What is a quality adjusted life year (QALY)?
- Oct 15
- 1 min read
In a prior MRBC blog by Dr Jonathan Gravel about the cost-effectiveness of the Scottish Emergency Medical Retrieval System, he discussed cost-effectiveness as measured using QALYs. We thought it would be helpful to conduct a deep dive to provide a more detailed explanation of the QALY as a measure of cost-effectiveness or value. The QALY is a measure used to assess the economic value of medical interventions by combining how long a person lives with how well they live (i.e., their quality of life).
A QALY is calculated by multiplying the time spent in a health state by its utility score, which ranges from 0 (death) to 1 (full health), with everything in between representing less-than-perfect health. These utility scores reflect perceived quality of life and consider multiple dimensions, including mobility, pain, and anxiety.
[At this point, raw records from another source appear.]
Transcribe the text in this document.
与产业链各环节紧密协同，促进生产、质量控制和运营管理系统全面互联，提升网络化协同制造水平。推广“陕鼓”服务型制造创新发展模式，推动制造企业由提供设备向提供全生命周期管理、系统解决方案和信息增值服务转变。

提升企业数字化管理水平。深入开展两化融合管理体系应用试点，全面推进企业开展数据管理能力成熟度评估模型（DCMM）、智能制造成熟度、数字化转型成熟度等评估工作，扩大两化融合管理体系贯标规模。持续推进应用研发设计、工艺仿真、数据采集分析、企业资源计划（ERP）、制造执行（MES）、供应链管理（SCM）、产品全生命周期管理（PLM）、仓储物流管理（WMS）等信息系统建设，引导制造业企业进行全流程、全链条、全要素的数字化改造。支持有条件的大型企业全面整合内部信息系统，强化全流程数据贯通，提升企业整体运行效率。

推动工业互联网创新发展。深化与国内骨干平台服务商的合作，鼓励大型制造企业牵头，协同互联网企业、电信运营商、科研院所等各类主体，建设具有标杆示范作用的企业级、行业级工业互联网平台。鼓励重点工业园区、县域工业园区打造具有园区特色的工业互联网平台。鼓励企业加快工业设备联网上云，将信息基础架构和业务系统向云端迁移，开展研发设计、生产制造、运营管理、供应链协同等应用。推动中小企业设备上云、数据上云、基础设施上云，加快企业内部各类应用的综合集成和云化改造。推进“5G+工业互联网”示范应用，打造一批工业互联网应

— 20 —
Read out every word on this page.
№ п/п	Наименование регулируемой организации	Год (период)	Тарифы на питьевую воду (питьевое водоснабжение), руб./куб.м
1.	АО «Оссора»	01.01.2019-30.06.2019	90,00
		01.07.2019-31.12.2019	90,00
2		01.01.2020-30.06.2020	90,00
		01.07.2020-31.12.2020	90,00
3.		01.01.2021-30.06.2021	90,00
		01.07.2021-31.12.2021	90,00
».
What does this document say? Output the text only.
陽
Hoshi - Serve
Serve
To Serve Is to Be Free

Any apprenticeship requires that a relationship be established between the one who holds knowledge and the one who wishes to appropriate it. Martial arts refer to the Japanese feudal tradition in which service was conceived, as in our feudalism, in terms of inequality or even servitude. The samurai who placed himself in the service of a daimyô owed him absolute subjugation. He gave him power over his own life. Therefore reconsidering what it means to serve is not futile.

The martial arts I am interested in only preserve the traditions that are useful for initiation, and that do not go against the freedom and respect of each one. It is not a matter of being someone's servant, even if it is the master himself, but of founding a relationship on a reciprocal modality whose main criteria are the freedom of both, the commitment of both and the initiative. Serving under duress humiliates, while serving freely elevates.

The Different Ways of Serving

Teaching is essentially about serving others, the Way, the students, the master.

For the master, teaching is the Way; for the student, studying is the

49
The difference in QALYs between standard care and a potential intervention indicates added benefit and is often expressed as additional QALYs gained (as nicely depicted here and reproduced below).

Figure Source: https://pmc.ncbi.nlm.nih.gov/articles/PMC10173991/
QALYs are widely used in health economics to evaluate treatment effectiveness (cost-utility analysis) and provide a common metric for comparing interventions and modelling long-term outcomes with changing health states. QALYs help guide decision-makers about which treatments offer the best value or whether a new drug, procedure, or intervention should be covered by insurance or public health systems.
While Canada does not have an explicit threshold, when the cost per QALY is below $50,000, the interventions is generally considered cost-effective.
Maaike de Vries PhD is an applied health researcher at The Conference Board of Canada. Her work uses value-based healthcare approaches and aims to inform health system decision-makers.